Parece que, nesse ponto, o autor dessa história pensou numa resolução um pouco fora do contexto, porém, buscando imprevisibilidade. Ao longo do inflamado diálogo entre o maléfico ancião e Júnior, as reais intenções e laços de afinidade passaram a ser surpreendentes.
- Sua filha? Como pode ser? - inquiriu, o rapaz, aos berros.
- Isso mesmo! Ela é minha filha e, na verdade, queria o mesmo que eu: o seu segredo.
- Eu não tenho o que revelar...
- Tem certeza? Que me diz das invenções de seu professor, o antiquado Horácio.
- Então... Você iria me matar por...
- Seu estúpido! - interviu, o velho – Eu ia te torturar até saber a verdade. Quero o projeto do gerador Alfa, ou seja, o mesmo que ela deve ter roubado de você.
Um frio correu a espinha de nosso heróico protagonista. Ele tateou o bolso, na tentativa frustrante de encontrar o cartão de memória com as informações que guardava, revelando então a si próprio o quão patético havia sido a tentativa de tortura, quando só havia necessidade de revistá-lo para achar tais dados.
- Aquela atrevida apaixonada terá de voltar... - amaldiçoou, o Juiz, reclamando da pancada que tomara de sua própria filha no pescoço.

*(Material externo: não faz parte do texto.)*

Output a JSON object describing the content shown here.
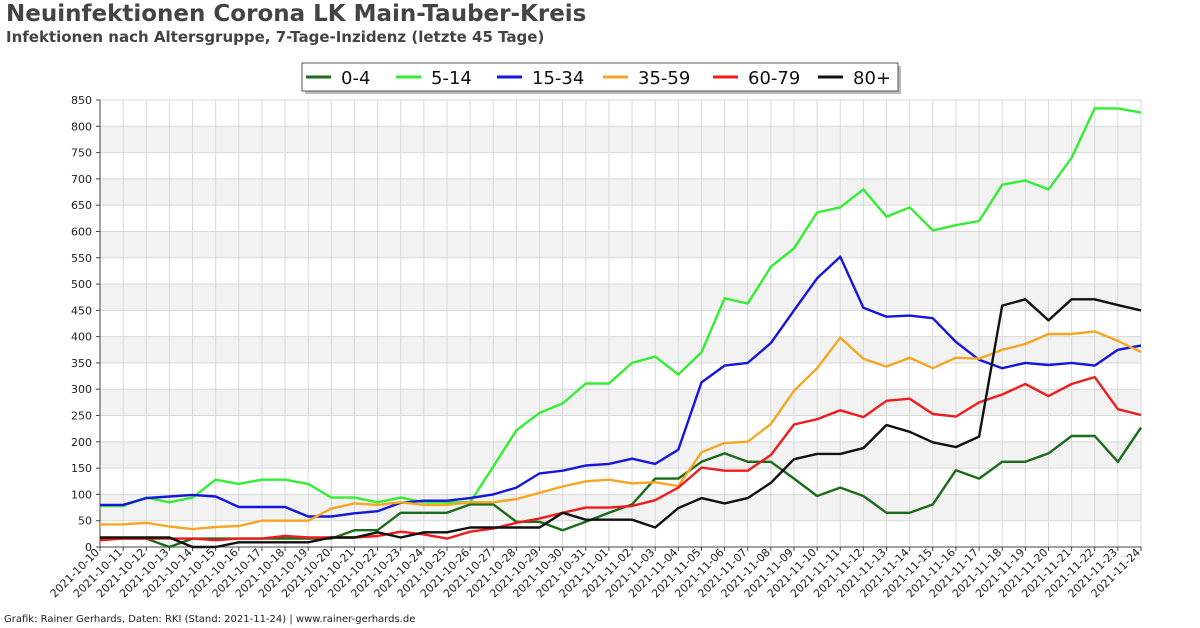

O argumento da história, segundo o autor, em resumo, era que Natália realmente desejava ter Júnior a seu lado, mas nem isso a impediu de roubá-lo. O pai da moça o mantinha vivo na expectativa de que ela retornasse para salvá-lo novamente, contudo, estava preparado para que ela não fosse embora, ou que pelo menos não fosse sem deixar o que ele próprio, o juiz, alemjava.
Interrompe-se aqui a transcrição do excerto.